Les propos de l’Italien sont très proches de ceux du Premier ministre hongrois. Malgré ses diatribes contre l’UE, ses invectives contre une prétendue élite bruxelloise vendues aux intérêts mondialistes, a aucun moment Viktor Orban ne souhaite sortir de l’UE. Ni même du Parti populaire européen (PPE), où siègent normalement les formations de centre-droit. Lui aussi veut changer tout cela « de l’intérieur ».

Dans un discours prononcé en juillet dernier, le Hongrois a clairement détaillé ses intentions. Son plan n’est nullement secret. Face à ses partisans, il a déclaré:

« Rassemblons donc nos forces, assumons ce débat spirituel [autour de la démocratie chrétienne, ndlr], et équipons-nous ainsi en vue des élections européennes. Nous nous trouvons devant un grand moment, et nous verrons s’il se réalise. Nos chances sont là. Ce n’est pas seulement à la démocratie libérale, et au système libéral non démocratique qui s’est construit dessus que nous pourrons dire adieu en mai prochain, mais à l’ensemble de l’élite soixante-huitarde avec ses armes et ses bagages ».

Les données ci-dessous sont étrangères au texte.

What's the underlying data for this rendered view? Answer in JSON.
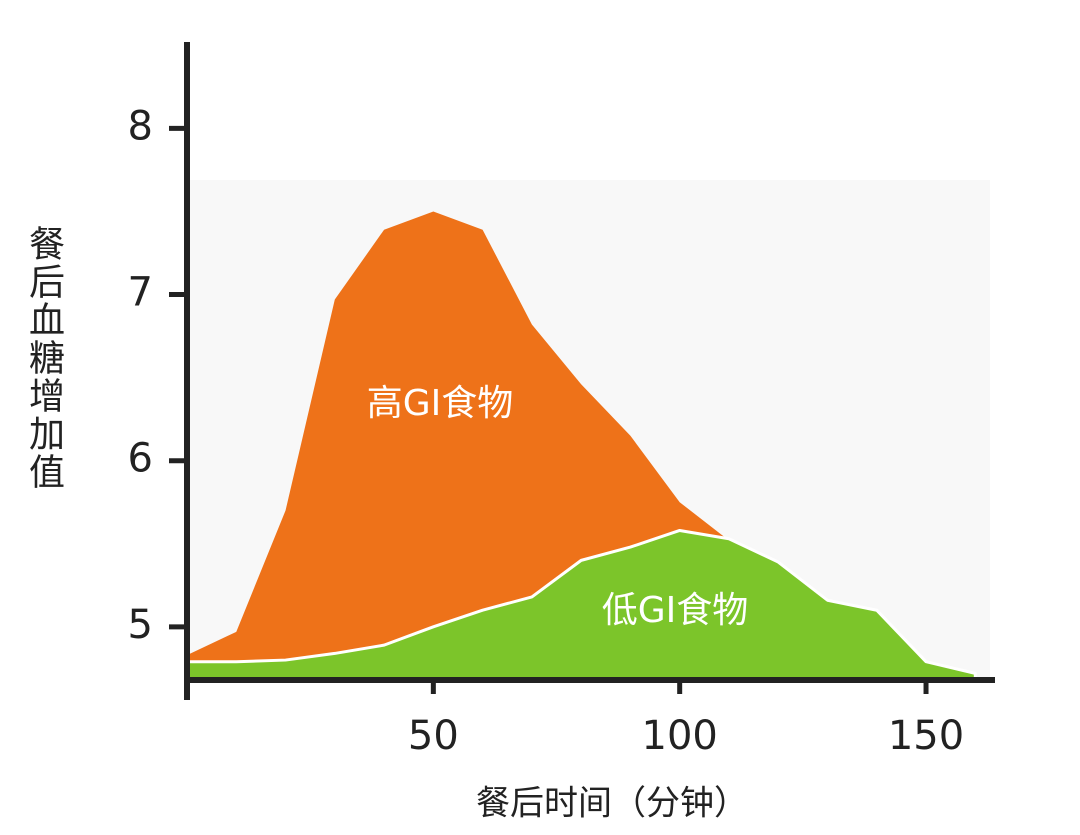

Nous assistons ainsi à une convergence des droites, celle dite « dure » et celle simplement extrême, avec en ligne de mire les élections européennes de mai 2019. Leur premier ennemi n’est pas forcément la gauche, les Verts ou l’extrême gauche. Non, leur premier adversaire est la droite traditionnelle, celle qui allie conservatisme, tolérance et libéralisme (sociétal ou économique). Matteo Salvini et Viktor Orban ont besoin de l’affaiblir pour pouvoir s’imposer et c’est pour cela que le principal champ de bataille se situe aujourd’hui au sein de la droite européenne. Dans ce combat, apparaissent les traits d’une Europe politique. L’affrontement est transfrontalier, car les intérêts de chacun le sont aussi.

Mais quelle Union émergera ? Quel chemin veut la droite européenne veut-elle emprunter ? Est-elle prête à prendre le risque de perdre le pouvoir en éjectant ses éléments les plus radicaux ? Ou estime-t-elle qu’elle saura dominer la bête en la gardant près d’elle ? Par le passé, ce second scénario s’est toujours révélé une erreur. La bête a toujours fini par dévorer son créateur et protecteur.